IgG auto-antibodies (Type 2b) have been found in about 40% of CSU patients. These IgG antibodies are directed to the patients IgE or the high affinity (FcɛRI) mast receptors causing degranulation with urticarial wheals. Type 2b autoimmune urticaria can be better defined with the use of novel in vivo and in vitro testing and markers.
Type 2b autoimmune CSU results in wheals with intradermal injection of patient’s serum or auto reactivity (autologous serum skin test). A positive basophil histamine release (BHRA) and basophil activation test (BAT) is also seen as well as IgG autoantibodies against mast cell receptors (FcɛRI) in this urticaria subset.
As we continue to better define and understand these immunologic mechanisms and phenotypes we are able to better treat this condition.
New evidence based international guidelines have been developed to disseminate this new understanding including classification, diagnostic work up, and treatment. The urticaria guidelines are representive of 43 international experts from 25 countries and are updated every four years..
Urticarial wheals are often accompanied (about 50%) with a deeper swelling or angioedema. The disfiguring angioedema further impairs the quality of life seen in CSU. However unlike bradykinin induced angioedema seen in hereditary angioedema (HAE), the swelling is not life threatening.
Another category of disease which may present as urticarial wheals are the autoinflammatory diseases caused by gain of function mutations of IL1 with resulting inflammatory diseases. These conditions are associated with elevated inflammatory markers and are identified using genetic testing . New markers and diseases are being continually discovered. These diseases are associated with systemic symptoms including fever, bone pain, and fatigue. The treatment is with IL1 receptor antagonists.
Evidence based treatment starts with only non sedating, non impairing second generation antihistamines. The doses of these H1 antihistamines be increased up to four fold without increased toxicity. However about 40-50% of patients with CSU are still unresponsive to these medications. First generation antihistamines are sedating are sedating and impairing and are no longer recommended as treatment.
Third line of treatment is omalizumab, a humanized anti-IgE monoclonal antibody, which was initially developed to treat allergic asthma. Using Omalizumab we can treat up to 85% of CSU patients even those who were refractory to H1 antihistamines. We generally treat until the disease is in remission or gone.. CSU is characterized by exacerbations and remissions when all medication can be stopped. However about 10-25% of CSU patients have the disease activity for longer than 5 years.

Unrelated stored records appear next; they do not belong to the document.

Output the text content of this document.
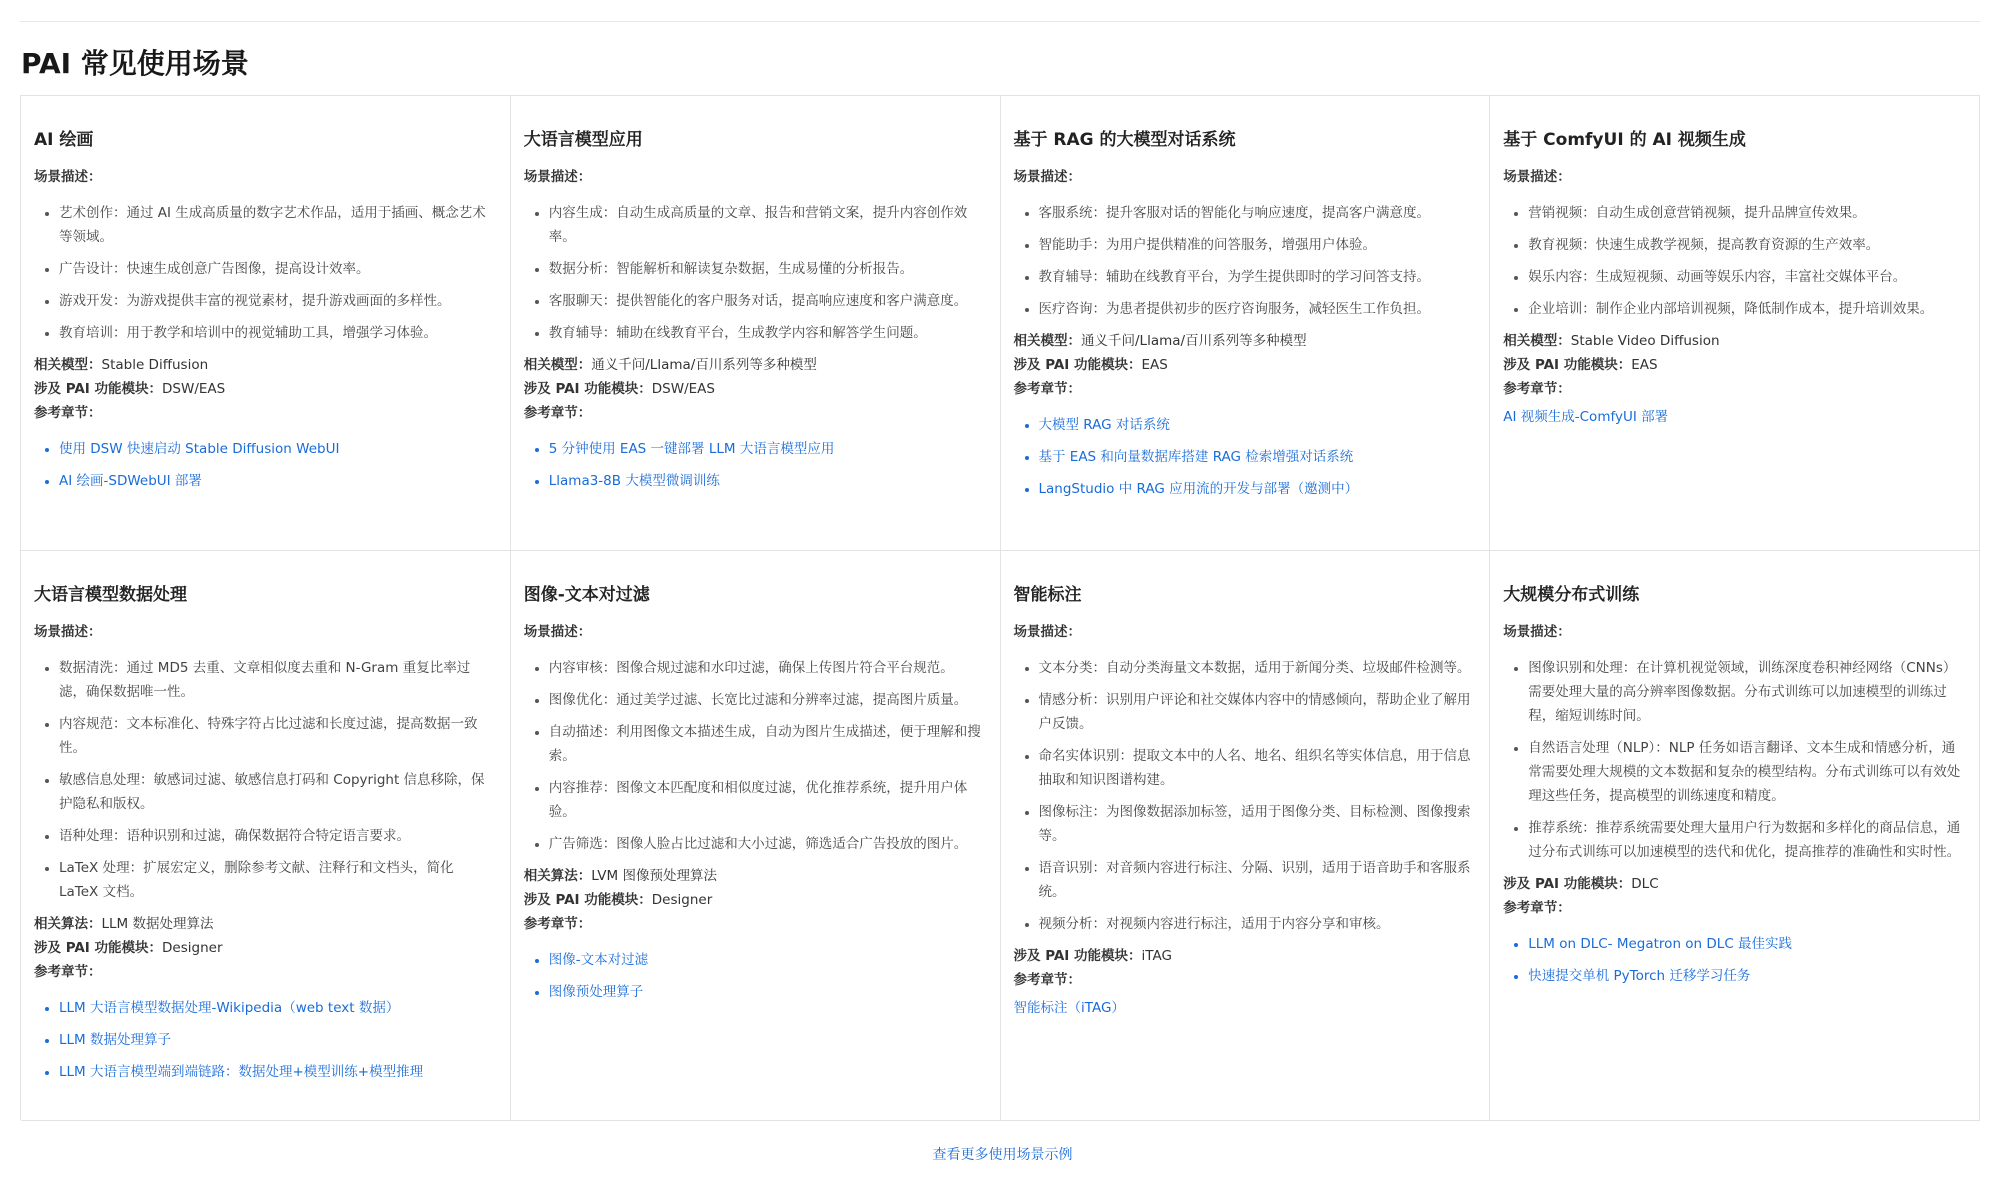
PAI 常见使用场景
AI 绘画
场景描述：
艺术创作：通过 AI 生成高质量的数字艺术作品，适用于插画、概念艺术等领域。
广告设计：快速生成创意广告图像，提高设计效率。
游戏开发：为游戏提供丰富的视觉素材，提升游戏画面的多样性。
教育培训：用于教学和培训中的视觉辅助工具，增强学习体验。
相关模型：Stable Diffusion
涉及 PAI 功能模块：DSW/EAS
参考章节：
使用 DSW 快速启动 Stable Diffusion WebUI
AI 绘画-SDWebUI 部署
大语言模型应用
场景描述：
内容生成：自动生成高质量的文章、报告和营销文案，提升内容创作效率。
数据分析：智能解析和解读复杂数据，生成易懂的分析报告。
客服聊天：提供智能化的客户服务对话，提高响应速度和客户满意度。
教育辅导：辅助在线教育平台，生成教学内容和解答学生问题。
相关模型：通义千问/Llama/百川系列等多种模型
涉及 PAI 功能模块：DSW/EAS
参考章节：
5 分钟使用 EAS 一键部署 LLM 大语言模型应用
Llama3-8B 大模型微调训练
基于 RAG 的大模型对话系统
场景描述：
客服系统：提升客服对话的智能化与响应速度，提高客户满意度。
智能助手：为用户提供精准的问答服务，增强用户体验。
教育辅导：辅助在线教育平台，为学生提供即时的学习问答支持。
医疗咨询：为患者提供初步的医疗咨询服务，减轻医生工作负担。
相关模型：通义千问/Llama/百川系列等多种模型
涉及 PAI 功能模块：EAS
参考章节：
大模型 RAG 对话系统
基于 EAS 和向量数据库搭建 RAG 检索增强对话系统
LangStudio 中 RAG 应用流的开发与部署（邀测中）
基于 ComfyUI 的 AI 视频生成
场景描述：
营销视频：自动生成创意营销视频，提升品牌宣传效果。
教育视频：快速生成教学视频，提高教育资源的生产效率。
娱乐内容：生成短视频、动画等娱乐内容，丰富社交媒体平台。
企业培训：制作企业内部培训视频，降低制作成本，提升培训效果。
相关模型：Stable Video Diffusion
涉及 PAI 功能模块：EAS
参考章节：
AI 视频生成-ComfyUI 部署
大语言模型数据处理
场景描述：
数据清洗：通过 MD5 去重、文章相似度去重和 N-Gram 重复比率过滤，确保数据唯一性。
内容规范：文本标准化、特殊字符占比过滤和长度过滤，提高数据一致性。
敏感信息处理：敏感词过滤、敏感信息打码和 Copyright 信息移除，保护隐私和版权。
语种处理：语种识别和过滤，确保数据符合特定语言要求。
LaTeX 处理：扩展宏定义，删除参考文献、注释行和文档头，简化 LaTeX 文档。
相关算法：LLM 数据处理算法
涉及 PAI 功能模块：Designer
参考章节：
LLM 大语言模型数据处理-Wikipedia（web text 数据）
LLM 数据处理算子
LLM 大语言模型端到端链路：数据处理+模型训练+模型推理
图像-文本对过滤
场景描述：
内容审核：图像合规过滤和水印过滤，确保上传图片符合平台规范。
图像优化：通过美学过滤、长宽比过滤和分辨率过滤，提高图片质量。
自动描述：利用图像文本描述生成，自动为图片生成描述，便于理解和搜索。
内容推荐：图像文本匹配度和相似度过滤，优化推荐系统，提升用户体验。
广告筛选：图像人脸占比过滤和大小过滤，筛选适合广告投放的图片。
相关算法：LVM 图像预处理算法
涉及 PAI 功能模块：Designer
参考章节：
图像-文本对过滤
图像预处理算子
智能标注
场景描述：
文本分类：自动分类海量文本数据，适用于新闻分类、垃圾邮件检测等。
情感分析：识别用户评论和社交媒体内容中的情感倾向，帮助企业了解用户反馈。
命名实体识别：提取文本中的人名、地名、组织名等实体信息，用于信息抽取和知识图谱构建。
图像标注：为图像数据添加标签，适用于图像分类、目标检测、图像搜索等。
语音识别：对音频内容进行标注、分隔、识别，适用于语音助手和客服系统。
视频分析：对视频内容进行标注，适用于内容分享和审核。
涉及 PAI 功能模块：iTAG
参考章节：
智能标注（iTAG）
大规模分布式训练
场景描述：
图像识别和处理：在计算机视觉领域，训练深度卷积神经网络（CNNs）需要处理大量的高分辨率图像数据。分布式训练可以加速模型的训练过程，缩短训练时间。
自然语言处理（NLP）：NLP 任务如语言翻译、文本生成和情感分析，通常需要处理大规模的文本数据和复杂的模型结构。分布式训练可以有效处理这些任务，提高模型的训练速度和精度。
推荐系统：推荐系统需要处理大量用户行为数据和多样化的商品信息，通过分布式训练可以加速模型的迭代和优化，提高推荐的准确性和实时性。
涉及 PAI 功能模块：DLC
参考章节：
LLM on DLC- Megatron on DLC 最佳实践
快速提交单机 PyTorch 迁移学习任务
查看更多使用场景示例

Fourth line treatment with low dose cyclosporine (3-5mg/kg) can be used with careful monitoring for toxicity. . Many other treatments are available for refractory patientswhich have been shown to be effective in smaller numbers of patients. H2 antihistamines and leukotriene antagonists are no longer on the treatment algorithm because of poor evidence for efficacy. Prednisone and other corticosteroids are not treatments but interventions that can be used if needed for short periods of time.
In summary our understanding of urticaria has significantly changed in the past 10 years. Urticaria is a mast cell mediated disease causing significant disability with defined immunologic and autoimmune pathogenesis . New treatments have been licienced and new medications are being developed to better treat this debilitating disease.